For that reason, members may have more success if they complain to their pension fund and, if the matter isn’t resolved, take the matter up with the Pension Funds Adjudicator.
However, Lukhaimane warned that pension funds prescribe after a period of time, which means that members only have a certain amount of time to claim.
In most cases, Lukhaimane said, the Adjudicator is only able to recover three years’ worth of contributions for these members.
“Check your balance check with your fund.
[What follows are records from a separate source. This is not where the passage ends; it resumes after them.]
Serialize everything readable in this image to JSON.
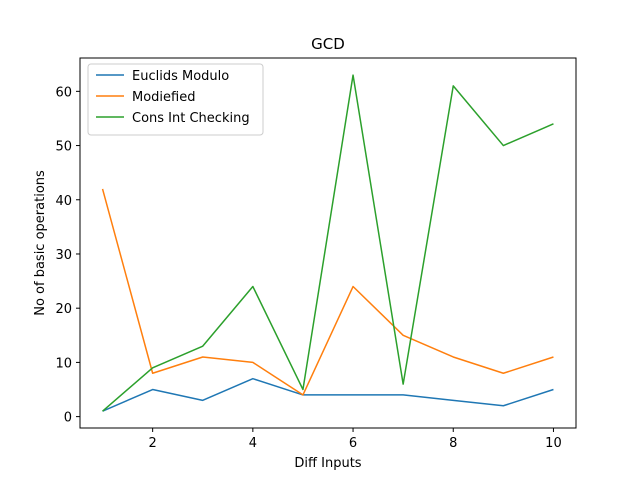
{
  "chart_data": {
    "type": "line",
    "title": "GCD",
    "xlabel": "Diff Inputs",
    "ylabel": "No of basic operations",
    "x": [
      1,
      2,
      3,
      4,
      5,
      6,
      7,
      8,
      9,
      10
    ],
    "xticks": [
      2,
      4,
      6,
      8,
      10
    ],
    "yticks": [
      0,
      10,
      20,
      30,
      40,
      50,
      60
    ],
    "xlim": [
      0.55,
      10.45
    ],
    "ylim": [
      -2.1,
      66.15
    ],
    "grid": false,
    "legend_position": "upper-left",
    "series": [
      {
        "name": "Euclids Modulo",
        "color": "#1f77b4",
        "values": [
          1,
          5,
          3,
          7,
          4,
          4,
          4,
          3,
          2,
          5
        ]
      },
      {
        "name": "Modiefied",
        "color": "#ff7f0e",
        "values": [
          42,
          8,
          11,
          10,
          4,
          24,
          15,
          11,
          8,
          11
        ]
      },
      {
        "name": "Cons Int Checking",
        "color": "#2ca02c",
        "values": [
          1,
          9,
          13,
          24,
          5,
          63,
          6,
          61,
          50,
          54
        ]
      }
    ]
  }
}
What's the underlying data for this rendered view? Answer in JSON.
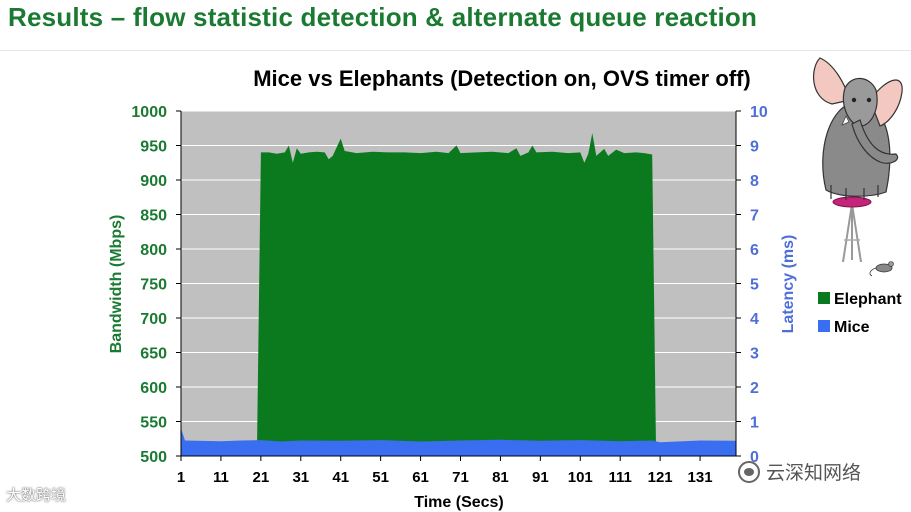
{
  "slide": {
    "title": "Results – flow statistic detection & alternate queue reaction"
  },
  "watermarks": {
    "left": "大数跨境",
    "right": "云深知网络"
  },
  "colors": {
    "title": "#1b7a32",
    "elephant": "#0b7a1e",
    "mice": "#3a6ef0",
    "left_axis": "#1b7a32",
    "right_axis": "#4f6fd8",
    "plot_bg": "#c0c0c0",
    "grid": "#ffffff"
  },
  "icons": [
    "elephant-on-stool-illustration",
    "mouse-icon"
  ],
  "chart_data": {
    "type": "area",
    "title": "Mice vs Elephants (Detection on, OVS timer off)",
    "xlabel": "Time (Secs)",
    "ylabel_left": "Bandwidth (Mbps)",
    "ylabel_right": "Latency (ms)",
    "xlim": [
      1,
      140
    ],
    "xticks": [
      1,
      11,
      21,
      31,
      41,
      51,
      61,
      71,
      81,
      91,
      101,
      111,
      121,
      131
    ],
    "ylim_left": [
      500,
      1000
    ],
    "yticks_left": [
      500,
      550,
      600,
      650,
      700,
      750,
      800,
      850,
      900,
      950,
      1000
    ],
    "ylim_right": [
      0,
      10
    ],
    "yticks_right": [
      0,
      1,
      2,
      3,
      4,
      5,
      6,
      7,
      8,
      9,
      10
    ],
    "grid": true,
    "legend_position": "right",
    "series": [
      {
        "name": "Elephant",
        "axis": "left",
        "points": [
          [
            20,
            500
          ],
          [
            21,
            940
          ],
          [
            23,
            940
          ],
          [
            25,
            938
          ],
          [
            27,
            940
          ],
          [
            28,
            950
          ],
          [
            29,
            925
          ],
          [
            30,
            946
          ],
          [
            31,
            938
          ],
          [
            33,
            940
          ],
          [
            35,
            941
          ],
          [
            37,
            940
          ],
          [
            38,
            930
          ],
          [
            39,
            935
          ],
          [
            41,
            960
          ],
          [
            42,
            942
          ],
          [
            45,
            939
          ],
          [
            49,
            941
          ],
          [
            53,
            940
          ],
          [
            57,
            940
          ],
          [
            61,
            939
          ],
          [
            65,
            941
          ],
          [
            68,
            939
          ],
          [
            70,
            950
          ],
          [
            71,
            939
          ],
          [
            75,
            940
          ],
          [
            79,
            941
          ],
          [
            83,
            939
          ],
          [
            85,
            946
          ],
          [
            86,
            935
          ],
          [
            88,
            940
          ],
          [
            89,
            950
          ],
          [
            90,
            940
          ],
          [
            94,
            941
          ],
          [
            98,
            939
          ],
          [
            101,
            940
          ],
          [
            102,
            925
          ],
          [
            103,
            938
          ],
          [
            104,
            968
          ],
          [
            105,
            935
          ],
          [
            107,
            945
          ],
          [
            108,
            935
          ],
          [
            110,
            944
          ],
          [
            112,
            939
          ],
          [
            115,
            940
          ],
          [
            117,
            939
          ],
          [
            119,
            937
          ],
          [
            120,
            500
          ]
        ]
      },
      {
        "name": "Mice",
        "axis": "right",
        "points": [
          [
            1,
            0.8
          ],
          [
            2,
            0.45
          ],
          [
            5,
            0.44
          ],
          [
            11,
            0.43
          ],
          [
            16,
            0.45
          ],
          [
            21,
            0.46
          ],
          [
            26,
            0.42
          ],
          [
            31,
            0.45
          ],
          [
            41,
            0.44
          ],
          [
            51,
            0.46
          ],
          [
            61,
            0.42
          ],
          [
            71,
            0.45
          ],
          [
            81,
            0.47
          ],
          [
            91,
            0.44
          ],
          [
            101,
            0.46
          ],
          [
            111,
            0.43
          ],
          [
            119,
            0.45
          ],
          [
            121,
            0.4
          ],
          [
            131,
            0.45
          ],
          [
            140,
            0.44
          ]
        ]
      }
    ]
  }
}
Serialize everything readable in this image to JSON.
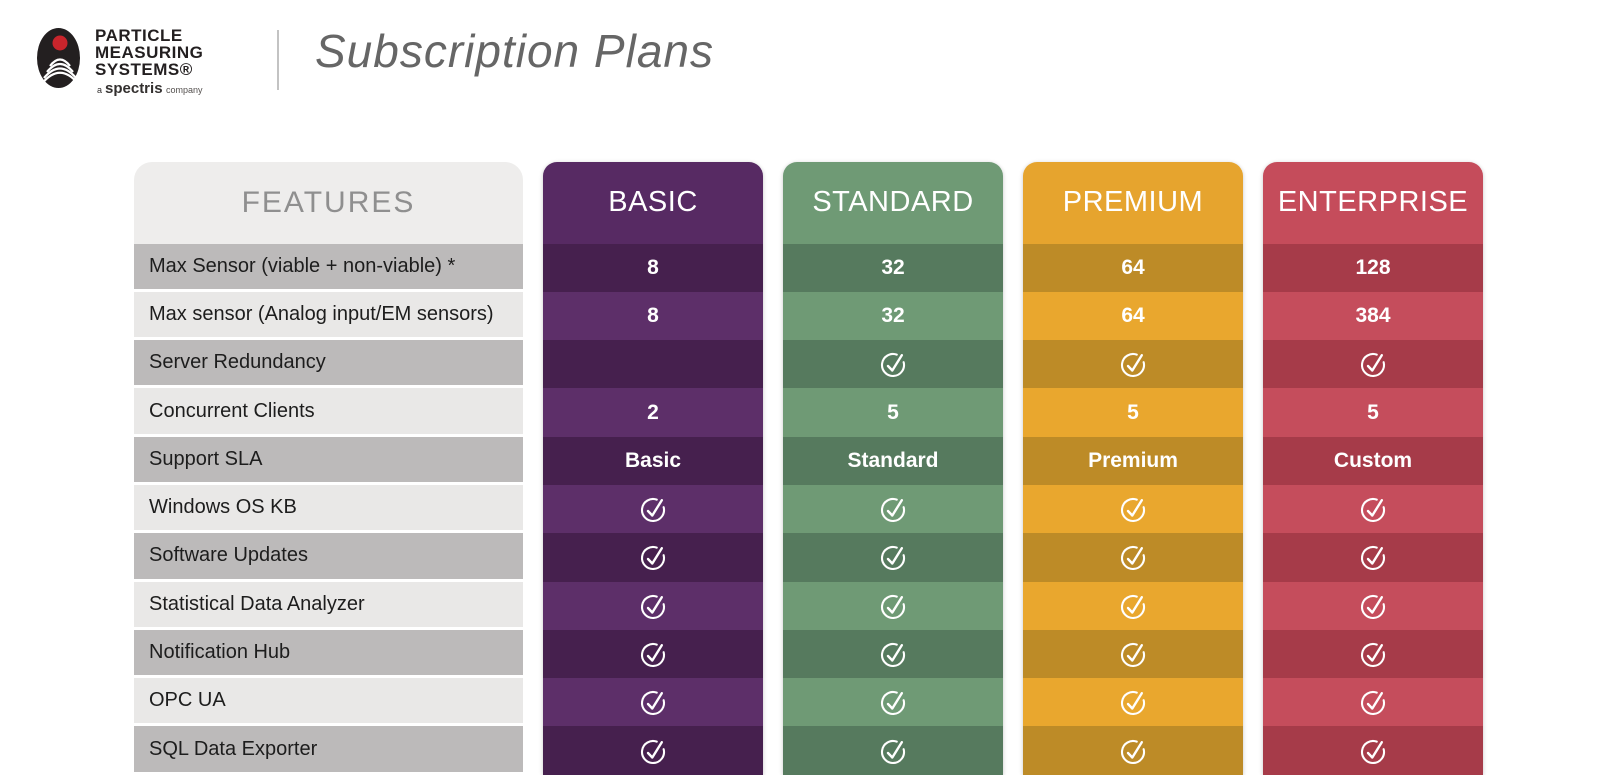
{
  "brand": {
    "l1": "PARTICLE",
    "l2": "MEASURING",
    "l3": "SYSTEMS®",
    "sub_a": "a",
    "sub_name": "spectris",
    "sub_company": "company",
    "mark_bg": "#231f20",
    "mark_dot": "#c9252c"
  },
  "header": {
    "title": "Subscription Plans"
  },
  "table": {
    "features_header": "FEATURES",
    "row_labels": [
      "Max Sensor (viable + non-viable) *",
      "Max sensor (Analog input/EM sensors)",
      "Server Redundancy",
      "Concurrent Clients",
      "Support SLA",
      "Windows OS KB",
      "Software Updates",
      "Statistical Data Analyzer",
      "Notification Hub",
      "OPC UA",
      "SQL Data Exporter"
    ],
    "features_colors": {
      "header_bg": "#eeedec",
      "header_text": "#8f8f8f",
      "row_dark": "#bcbaba",
      "row_light": "#e9e8e7",
      "label_text": "#1d1d1d"
    },
    "check_color": "#ffffff",
    "plans": [
      {
        "name": "BASIC",
        "header_bg": "#572a63",
        "row_light": "#5d2f69",
        "row_dark": "#46204e",
        "values": [
          "8",
          "8",
          "",
          "2",
          "Basic",
          "check",
          "check",
          "check",
          "check",
          "check",
          "check"
        ]
      },
      {
        "name": "STANDARD",
        "header_bg": "#6f9a75",
        "row_light": "#6f9a75",
        "row_dark": "#567a5e",
        "values": [
          "32",
          "32",
          "check",
          "5",
          "Standard",
          "check",
          "check",
          "check",
          "check",
          "check",
          "check"
        ]
      },
      {
        "name": "PREMIUM",
        "header_bg": "#e6a42e",
        "row_light": "#e9a72e",
        "row_dark": "#bd8b27",
        "values": [
          "64",
          "64",
          "check",
          "5",
          "Premium",
          "check",
          "check",
          "check",
          "check",
          "check",
          "check"
        ]
      },
      {
        "name": "ENTERPRISE",
        "header_bg": "#c54c5b",
        "row_light": "#c54d5c",
        "row_dark": "#a63b49",
        "values": [
          "128",
          "384",
          "check",
          "5",
          "Custom",
          "check",
          "check",
          "check",
          "check",
          "check",
          "check"
        ]
      }
    ]
  }
}
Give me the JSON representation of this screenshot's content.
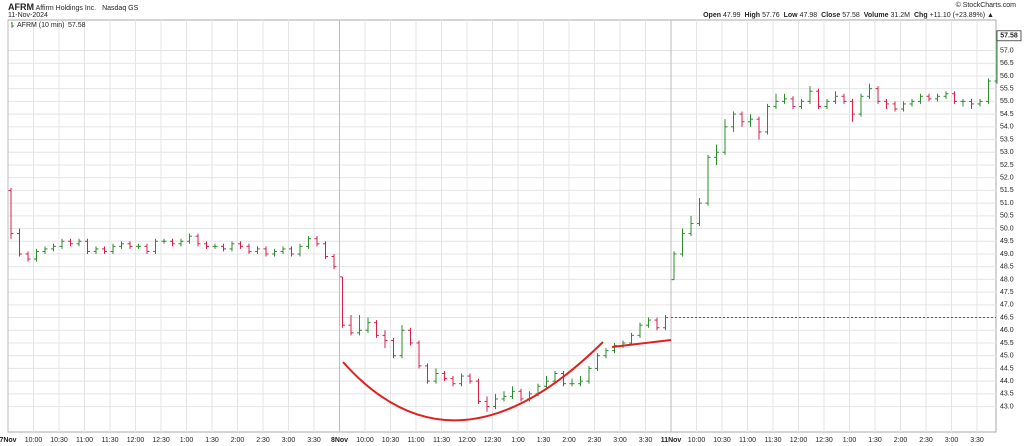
{
  "header": {
    "symbol": "AFRM",
    "name": "Affirm Holdings Inc.",
    "exchange": "Nasdaq GS",
    "date": "11-Nov-2024",
    "copyright": "© StockCharts.com",
    "stats": [
      {
        "label": "Open",
        "value": "47.99"
      },
      {
        "label": "High",
        "value": "57.76"
      },
      {
        "label": "Low",
        "value": "47.98"
      },
      {
        "label": "Close",
        "value": "57.58"
      },
      {
        "label": "Volume",
        "value": "31.2M"
      },
      {
        "label": "Chg",
        "value": "+11.10 (+23.89%) ▲"
      }
    ]
  },
  "chart_data": {
    "type": "ohlc",
    "categories": [
      "7Nov",
      null,
      null,
      "10:00",
      null,
      null,
      "10:30",
      null,
      null,
      "11:00",
      null,
      null,
      "11:30",
      null,
      null,
      "12:00",
      null,
      null,
      "12:30",
      null,
      null,
      "1:00",
      null,
      null,
      "1:30",
      null,
      null,
      "2:00",
      null,
      null,
      "2:30",
      null,
      null,
      "3:00",
      null,
      null,
      "3:30",
      null,
      null,
      "8Nov",
      null,
      null,
      "10:00",
      null,
      null,
      "10:30",
      null,
      null,
      "11:00",
      null,
      null,
      "11:30",
      null,
      null,
      "12:00",
      null,
      null,
      "12:30",
      null,
      null,
      "1:00",
      null,
      null,
      "1:30",
      null,
      null,
      "2:00",
      null,
      null,
      "2:30",
      null,
      null,
      "3:00",
      null,
      null,
      "3:30",
      null,
      null,
      "11Nov",
      null,
      null,
      "10:00",
      null,
      null,
      "10:30",
      null,
      null,
      "11:00",
      null,
      null,
      "11:30",
      null,
      null,
      "12:00",
      null,
      null,
      "12:30",
      null,
      null,
      "1:00",
      null,
      null,
      "1:30",
      null,
      null,
      "2:00",
      null,
      null,
      "2:30",
      null,
      null,
      "3:00",
      null,
      null,
      "3:30",
      null,
      null
    ],
    "series": [
      {
        "name": "AFRM (10 min)",
        "up_color": "#2e8b2e",
        "down_color": "#d6204a",
        "open": [
          51.5,
          49.8,
          49.0,
          48.8,
          49.1,
          49.2,
          49.3,
          49.5,
          49.4,
          49.5,
          49.1,
          49.2,
          49.1,
          49.3,
          49.4,
          49.3,
          49.3,
          49.1,
          49.5,
          49.5,
          49.4,
          49.5,
          49.7,
          49.4,
          49.3,
          49.3,
          49.2,
          49.4,
          49.3,
          49.1,
          49.2,
          49.0,
          49.1,
          49.2,
          49.0,
          49.3,
          49.6,
          49.4,
          48.9,
          48.1,
          46.2,
          45.9,
          46.0,
          46.3,
          45.8,
          45.6,
          45.0,
          46.0,
          45.5,
          44.6,
          44.0,
          44.3,
          44.1,
          43.9,
          44.2,
          44.0,
          43.2,
          43.0,
          43.3,
          43.4,
          43.6,
          43.3,
          43.5,
          43.8,
          44.0,
          44.3,
          43.9,
          43.9,
          44.0,
          44.5,
          45.0,
          45.2,
          45.4,
          45.5,
          45.8,
          46.2,
          46.4,
          46.1,
          47.99,
          49.0,
          49.8,
          50.2,
          51.0,
          52.8,
          53.0,
          54.0,
          54.5,
          54.2,
          54.3,
          53.8,
          54.8,
          55.0,
          55.1,
          54.8,
          55.0,
          55.4,
          54.8,
          55.0,
          55.2,
          55.0,
          54.5,
          55.2,
          55.5,
          55.0,
          54.9,
          54.7,
          54.9,
          55.0,
          55.2,
          55.1,
          55.2,
          55.3,
          55.0,
          55.0,
          54.9,
          55.0,
          55.8
        ],
        "high": [
          51.6,
          50.0,
          49.1,
          49.2,
          49.3,
          49.4,
          49.6,
          49.6,
          49.6,
          49.6,
          49.3,
          49.3,
          49.4,
          49.5,
          49.5,
          49.4,
          49.4,
          49.6,
          49.6,
          49.6,
          49.6,
          49.8,
          49.8,
          49.5,
          49.4,
          49.4,
          49.5,
          49.5,
          49.4,
          49.3,
          49.3,
          49.2,
          49.3,
          49.3,
          49.4,
          49.7,
          49.7,
          49.5,
          49.0,
          48.1,
          46.6,
          46.6,
          46.5,
          46.4,
          46.0,
          45.7,
          46.2,
          46.1,
          45.6,
          44.7,
          44.5,
          44.4,
          44.2,
          44.3,
          44.3,
          44.1,
          43.4,
          43.5,
          43.6,
          43.8,
          43.7,
          43.6,
          43.9,
          44.2,
          44.4,
          44.4,
          44.1,
          44.2,
          44.6,
          45.1,
          45.3,
          45.5,
          45.6,
          45.9,
          46.3,
          46.5,
          46.5,
          46.6,
          49.1,
          50.0,
          50.5,
          51.2,
          52.9,
          53.3,
          54.3,
          54.6,
          54.6,
          54.5,
          54.4,
          54.9,
          55.3,
          55.3,
          55.2,
          55.1,
          55.6,
          55.5,
          55.1,
          55.4,
          55.3,
          55.1,
          55.3,
          55.7,
          55.6,
          55.1,
          55.0,
          55.0,
          55.1,
          55.3,
          55.3,
          55.3,
          55.4,
          55.4,
          55.1,
          55.1,
          55.1,
          55.9,
          57.76
        ],
        "low": [
          49.6,
          48.9,
          48.7,
          48.7,
          49.0,
          49.1,
          49.2,
          49.3,
          49.3,
          49.0,
          49.0,
          49.0,
          49.0,
          49.2,
          49.2,
          49.2,
          49.0,
          49.0,
          49.4,
          49.3,
          49.3,
          49.4,
          49.3,
          49.2,
          49.2,
          49.1,
          49.1,
          49.2,
          49.0,
          49.0,
          48.9,
          48.9,
          49.0,
          48.9,
          48.9,
          49.2,
          49.3,
          48.8,
          48.4,
          46.1,
          45.8,
          45.8,
          45.9,
          45.7,
          45.3,
          44.9,
          44.9,
          45.4,
          44.5,
          43.9,
          43.9,
          44.0,
          43.8,
          43.8,
          43.9,
          43.1,
          42.8,
          42.9,
          43.2,
          43.3,
          43.2,
          43.2,
          43.4,
          43.7,
          43.9,
          43.8,
          43.8,
          43.8,
          43.9,
          44.4,
          44.9,
          45.1,
          45.3,
          45.4,
          45.7,
          46.1,
          46.0,
          46.0,
          47.98,
          48.9,
          49.7,
          50.1,
          50.9,
          52.5,
          52.9,
          53.8,
          54.0,
          54.0,
          53.5,
          53.7,
          54.7,
          54.9,
          54.7,
          54.7,
          54.9,
          54.7,
          54.7,
          54.9,
          54.9,
          54.2,
          54.4,
          55.1,
          54.9,
          54.7,
          54.6,
          54.6,
          54.8,
          54.9,
          55.0,
          55.0,
          55.1,
          54.9,
          54.8,
          54.7,
          54.8,
          54.9,
          55.7
        ],
        "close": [
          49.8,
          49.0,
          48.8,
          49.1,
          49.2,
          49.3,
          49.5,
          49.4,
          49.5,
          49.1,
          49.2,
          49.1,
          49.3,
          49.4,
          49.3,
          49.3,
          49.1,
          49.5,
          49.5,
          49.4,
          49.5,
          49.7,
          49.4,
          49.3,
          49.3,
          49.2,
          49.4,
          49.3,
          49.1,
          49.2,
          49.0,
          49.1,
          49.2,
          49.0,
          49.3,
          49.6,
          49.4,
          48.9,
          48.5,
          46.2,
          45.9,
          46.0,
          46.3,
          45.8,
          45.6,
          45.0,
          46.0,
          45.5,
          44.6,
          44.0,
          44.3,
          44.1,
          43.9,
          44.2,
          44.0,
          43.2,
          43.0,
          43.3,
          43.4,
          43.6,
          43.3,
          43.5,
          43.8,
          44.0,
          44.3,
          43.9,
          43.9,
          44.0,
          44.5,
          45.0,
          45.2,
          45.4,
          45.5,
          45.8,
          46.2,
          46.4,
          46.1,
          46.5,
          49.0,
          49.8,
          50.2,
          51.0,
          52.8,
          53.0,
          54.0,
          54.5,
          54.2,
          54.3,
          53.8,
          54.8,
          55.0,
          55.1,
          54.8,
          55.0,
          55.4,
          54.8,
          55.0,
          55.2,
          55.0,
          54.5,
          55.2,
          55.5,
          55.0,
          54.9,
          54.7,
          54.9,
          55.0,
          55.2,
          55.1,
          55.2,
          55.3,
          55.0,
          55.0,
          54.9,
          55.0,
          55.8,
          57.58
        ]
      }
    ],
    "ylim": [
      42.0,
      58.2
    ],
    "yticks": [
      {
        "value": 43,
        "label": "43.0"
      },
      {
        "value": 43.5,
        "label": "43.5"
      },
      {
        "value": 44,
        "label": "44.0"
      },
      {
        "value": 44.5,
        "label": "44.5"
      },
      {
        "value": 45,
        "label": "45.0"
      },
      {
        "value": 45.5,
        "label": "45.5"
      },
      {
        "value": 46,
        "label": "46.0"
      },
      {
        "value": 46.5,
        "label": "46.5"
      },
      {
        "value": 47,
        "label": "47.0"
      },
      {
        "value": 47.5,
        "label": "47.5"
      },
      {
        "value": 48,
        "label": "48.0"
      },
      {
        "value": 48.5,
        "label": "48.5"
      },
      {
        "value": 49,
        "label": "49.0"
      },
      {
        "value": 49.5,
        "label": "49.5"
      },
      {
        "value": 50,
        "label": "50.0"
      },
      {
        "value": 50.5,
        "label": "50.5"
      },
      {
        "value": 51,
        "label": "51.0"
      },
      {
        "value": 51.5,
        "label": "51.5"
      },
      {
        "value": 52,
        "label": "52.0"
      },
      {
        "value": 52.5,
        "label": "52.5"
      },
      {
        "value": 53,
        "label": "53.0"
      },
      {
        "value": 53.5,
        "label": "53.5"
      },
      {
        "value": 54,
        "label": "54.0"
      },
      {
        "value": 54.5,
        "label": "54.5"
      },
      {
        "value": 55,
        "label": "55.0"
      },
      {
        "value": 55.5,
        "label": "55.5"
      },
      {
        "value": 56,
        "label": "56.0"
      },
      {
        "value": 56.5,
        "label": "56.5"
      },
      {
        "value": 57,
        "label": "57.0"
      }
    ],
    "grid": true,
    "reference_line": {
      "value": 46.5,
      "color": "#3a4fc8",
      "from_category": 78
    }
  }
}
Your first alarm bell will be if you don’t receive your annual benefit statement – start asking questions.”
The Financial Sector Conduct Authority’s (FSCA) response to this issue has been to “name and shame” non-paying employers.
This approach dates back to before the opening of the two-pot system.
In September 2023, a year before the two-pot system opened, the FSCA announced the publication of names of employers with arrear contributions.
This communication provided the names of 3,262 employers that contravened section 13A of the Pension Funds Act, which prescribes the manner in which contributions and other benefits should be paid to a retirement fund.
“The FSCA received a total of 5,430 employers that contravened section 13A of the PFA as of 30 April 2023,” the authority said.
“28% of the employers had contributions outstanding for one month, 24% for 2 to 12 months, 23% for 13 to 60 months and 25% for five or more years.”
“The publication at this stage reflects only those employers who have outstanding contributions for a period of four and more months.”
The FSCA has continued to update the list; however, members are also encouraged to check their pension contributions themselves.
The truth is that while the new system aims to preserve people’s retirement savings, if employers do not pay their contributions – there is nothing to preserve, Mongwai said.
As a result, these people will become dependent on the state.